Depuis cet épisode, j’ai revu mes priorités, j’ai réévalué mes perspectives et j’ai placé sur le balancier mes aspirations. Durant ces moments seule avec moi-même, je me suis redécouverte. Certes, c’était difficile par moment, mais c’est durant ce temps d'arrêt que j’ai réalisé ce qui m’était réellement important et essentiel. J’ai réappris à vivre afin de désormais jouir d'une vie pleine, assumée, consciente et épanouie. De surcroît, je me suis rendue compte que j’avais été conditionnée par un système de pensée, par un mode et un rythme de vie qui avaient fait de moi la personne que j’étais devenue, personne qui ne me ressemblait pas du tout.

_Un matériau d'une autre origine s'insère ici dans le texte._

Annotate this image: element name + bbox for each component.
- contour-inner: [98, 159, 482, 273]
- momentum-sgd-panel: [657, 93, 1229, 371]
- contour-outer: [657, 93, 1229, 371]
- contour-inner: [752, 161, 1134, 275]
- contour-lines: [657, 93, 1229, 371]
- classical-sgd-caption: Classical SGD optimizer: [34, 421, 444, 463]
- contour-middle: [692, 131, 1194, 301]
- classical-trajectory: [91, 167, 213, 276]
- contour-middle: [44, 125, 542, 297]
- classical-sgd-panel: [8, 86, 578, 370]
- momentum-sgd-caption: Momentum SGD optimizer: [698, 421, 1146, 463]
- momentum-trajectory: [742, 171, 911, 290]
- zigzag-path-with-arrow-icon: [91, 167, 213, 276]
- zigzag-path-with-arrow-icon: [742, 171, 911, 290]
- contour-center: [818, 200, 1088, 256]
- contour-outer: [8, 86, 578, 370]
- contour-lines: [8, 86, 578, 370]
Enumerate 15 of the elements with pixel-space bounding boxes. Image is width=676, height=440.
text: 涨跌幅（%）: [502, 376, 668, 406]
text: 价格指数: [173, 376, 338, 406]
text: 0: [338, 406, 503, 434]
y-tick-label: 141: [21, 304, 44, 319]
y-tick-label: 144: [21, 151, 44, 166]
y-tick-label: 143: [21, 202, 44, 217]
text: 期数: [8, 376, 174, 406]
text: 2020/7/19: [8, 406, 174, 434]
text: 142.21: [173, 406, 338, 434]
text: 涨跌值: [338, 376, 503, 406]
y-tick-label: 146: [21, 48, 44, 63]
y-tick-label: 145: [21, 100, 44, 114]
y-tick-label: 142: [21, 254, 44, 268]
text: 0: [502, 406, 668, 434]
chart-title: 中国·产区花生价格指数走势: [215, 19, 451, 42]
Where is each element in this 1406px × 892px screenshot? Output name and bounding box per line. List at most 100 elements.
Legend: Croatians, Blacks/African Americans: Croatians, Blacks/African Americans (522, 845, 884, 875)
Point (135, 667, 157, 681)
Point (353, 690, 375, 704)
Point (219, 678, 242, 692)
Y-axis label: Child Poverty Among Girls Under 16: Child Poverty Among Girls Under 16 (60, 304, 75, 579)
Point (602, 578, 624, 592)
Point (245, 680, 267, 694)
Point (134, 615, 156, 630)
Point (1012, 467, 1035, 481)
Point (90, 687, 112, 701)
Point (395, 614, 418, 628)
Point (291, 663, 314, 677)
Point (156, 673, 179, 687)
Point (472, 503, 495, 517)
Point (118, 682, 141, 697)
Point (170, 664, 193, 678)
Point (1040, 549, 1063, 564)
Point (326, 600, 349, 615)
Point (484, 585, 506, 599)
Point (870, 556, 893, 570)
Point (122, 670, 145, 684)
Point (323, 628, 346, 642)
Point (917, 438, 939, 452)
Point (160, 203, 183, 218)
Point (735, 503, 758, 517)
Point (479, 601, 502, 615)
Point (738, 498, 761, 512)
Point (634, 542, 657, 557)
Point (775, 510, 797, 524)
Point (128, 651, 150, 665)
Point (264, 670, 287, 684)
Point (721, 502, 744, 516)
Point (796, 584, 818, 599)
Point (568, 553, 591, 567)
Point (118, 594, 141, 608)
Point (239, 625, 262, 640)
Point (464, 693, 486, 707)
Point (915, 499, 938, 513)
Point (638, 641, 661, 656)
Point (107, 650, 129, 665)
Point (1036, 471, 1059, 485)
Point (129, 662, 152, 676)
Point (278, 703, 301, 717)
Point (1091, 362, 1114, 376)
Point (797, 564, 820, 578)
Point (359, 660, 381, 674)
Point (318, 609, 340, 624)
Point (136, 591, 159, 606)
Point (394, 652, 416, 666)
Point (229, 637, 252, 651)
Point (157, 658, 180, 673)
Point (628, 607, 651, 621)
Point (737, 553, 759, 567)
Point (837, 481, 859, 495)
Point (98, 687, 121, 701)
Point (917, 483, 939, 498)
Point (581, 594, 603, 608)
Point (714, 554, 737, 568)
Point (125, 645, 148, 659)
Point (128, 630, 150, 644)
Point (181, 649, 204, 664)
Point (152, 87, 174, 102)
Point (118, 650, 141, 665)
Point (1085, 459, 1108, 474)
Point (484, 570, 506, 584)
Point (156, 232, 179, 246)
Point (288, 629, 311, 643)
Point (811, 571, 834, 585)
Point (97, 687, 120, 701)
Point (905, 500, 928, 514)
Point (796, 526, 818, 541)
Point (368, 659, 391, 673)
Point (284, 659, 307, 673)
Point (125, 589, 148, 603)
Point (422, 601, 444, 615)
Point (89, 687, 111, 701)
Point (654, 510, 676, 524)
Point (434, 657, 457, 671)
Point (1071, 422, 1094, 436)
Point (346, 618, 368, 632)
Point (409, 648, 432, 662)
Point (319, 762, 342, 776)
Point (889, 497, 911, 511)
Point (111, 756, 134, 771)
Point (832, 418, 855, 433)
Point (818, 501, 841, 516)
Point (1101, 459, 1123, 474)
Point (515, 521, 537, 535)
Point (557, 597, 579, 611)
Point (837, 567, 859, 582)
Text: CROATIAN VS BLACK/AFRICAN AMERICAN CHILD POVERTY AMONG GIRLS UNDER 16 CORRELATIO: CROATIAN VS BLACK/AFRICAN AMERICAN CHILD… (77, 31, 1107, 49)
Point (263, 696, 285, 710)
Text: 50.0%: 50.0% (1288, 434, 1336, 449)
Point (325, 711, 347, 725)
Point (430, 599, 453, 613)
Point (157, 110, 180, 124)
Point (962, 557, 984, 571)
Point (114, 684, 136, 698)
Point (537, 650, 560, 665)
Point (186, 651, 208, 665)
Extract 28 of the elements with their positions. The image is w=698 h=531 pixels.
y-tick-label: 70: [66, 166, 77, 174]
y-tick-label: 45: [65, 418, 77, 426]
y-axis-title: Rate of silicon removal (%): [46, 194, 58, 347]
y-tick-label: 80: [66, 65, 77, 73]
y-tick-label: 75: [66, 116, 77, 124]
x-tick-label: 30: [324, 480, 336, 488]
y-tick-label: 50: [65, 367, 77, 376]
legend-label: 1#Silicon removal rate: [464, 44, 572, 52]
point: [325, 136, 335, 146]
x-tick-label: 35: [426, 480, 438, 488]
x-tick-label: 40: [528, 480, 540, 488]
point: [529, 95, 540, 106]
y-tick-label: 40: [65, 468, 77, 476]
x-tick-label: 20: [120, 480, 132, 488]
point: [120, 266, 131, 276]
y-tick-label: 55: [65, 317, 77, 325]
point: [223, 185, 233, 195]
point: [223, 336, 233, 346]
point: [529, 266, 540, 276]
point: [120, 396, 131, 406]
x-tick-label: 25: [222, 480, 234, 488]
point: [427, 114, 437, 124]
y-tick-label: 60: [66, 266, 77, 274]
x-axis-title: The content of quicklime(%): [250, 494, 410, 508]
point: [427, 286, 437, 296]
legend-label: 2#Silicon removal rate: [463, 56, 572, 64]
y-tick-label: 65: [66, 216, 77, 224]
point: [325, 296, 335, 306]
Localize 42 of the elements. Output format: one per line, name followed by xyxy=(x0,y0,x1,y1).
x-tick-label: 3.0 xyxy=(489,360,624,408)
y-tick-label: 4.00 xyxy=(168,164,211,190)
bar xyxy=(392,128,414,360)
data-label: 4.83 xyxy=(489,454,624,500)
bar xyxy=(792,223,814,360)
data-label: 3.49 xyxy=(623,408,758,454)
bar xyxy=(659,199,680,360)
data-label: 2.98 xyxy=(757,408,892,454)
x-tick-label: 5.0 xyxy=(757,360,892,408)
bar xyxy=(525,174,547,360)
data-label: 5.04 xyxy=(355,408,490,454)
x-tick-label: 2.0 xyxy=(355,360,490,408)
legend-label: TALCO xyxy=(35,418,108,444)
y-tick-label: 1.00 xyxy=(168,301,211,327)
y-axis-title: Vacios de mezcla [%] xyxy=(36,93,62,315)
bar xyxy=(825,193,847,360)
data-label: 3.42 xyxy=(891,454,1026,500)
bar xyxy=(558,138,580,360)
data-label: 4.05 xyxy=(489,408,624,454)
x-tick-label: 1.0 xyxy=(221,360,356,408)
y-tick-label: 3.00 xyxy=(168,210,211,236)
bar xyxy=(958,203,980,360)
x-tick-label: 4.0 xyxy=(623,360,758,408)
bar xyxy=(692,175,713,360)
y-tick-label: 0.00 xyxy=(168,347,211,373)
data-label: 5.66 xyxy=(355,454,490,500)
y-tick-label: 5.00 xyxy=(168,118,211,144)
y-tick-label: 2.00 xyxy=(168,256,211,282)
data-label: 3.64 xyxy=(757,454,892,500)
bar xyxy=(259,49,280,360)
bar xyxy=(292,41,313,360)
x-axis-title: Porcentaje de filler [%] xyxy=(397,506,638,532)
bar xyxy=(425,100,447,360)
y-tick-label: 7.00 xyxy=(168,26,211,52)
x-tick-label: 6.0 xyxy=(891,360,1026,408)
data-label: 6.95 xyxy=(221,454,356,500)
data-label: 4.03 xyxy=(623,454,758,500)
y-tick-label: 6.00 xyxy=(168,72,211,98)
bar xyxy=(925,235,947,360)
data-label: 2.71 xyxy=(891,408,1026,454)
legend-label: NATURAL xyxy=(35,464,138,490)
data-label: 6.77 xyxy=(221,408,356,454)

En somme, ces temps de confinement très douloureux et anxiogènes à première vue, ont produit en moi des anticorps qui m’ont rendu plus forte et d’une certaine façon immunisée face à certains événements de la vie. D’ailleurs, comme le veut le dicton « Ce qui ne nous tue pas nous rend plus fort. »


Aujourd’hui, le monde entier est en confinement. Chaque individu, chaque foyer, chaque maison, chaque famille, chaque ville, chaque pays, chaque nation se retrouve seul avec lui-même. Comment chacun va gérer ces moments? Va-t-on en sortir désormais vrai face à nous-même? Va-t-on en sortir immunisés et plus forts? Ou alors obèses pour nous être confinés en couvant jalousement nos vieilles habitudes dans l’attente de ce son de cloche nous disant finalement: Go! Hibernation terminée!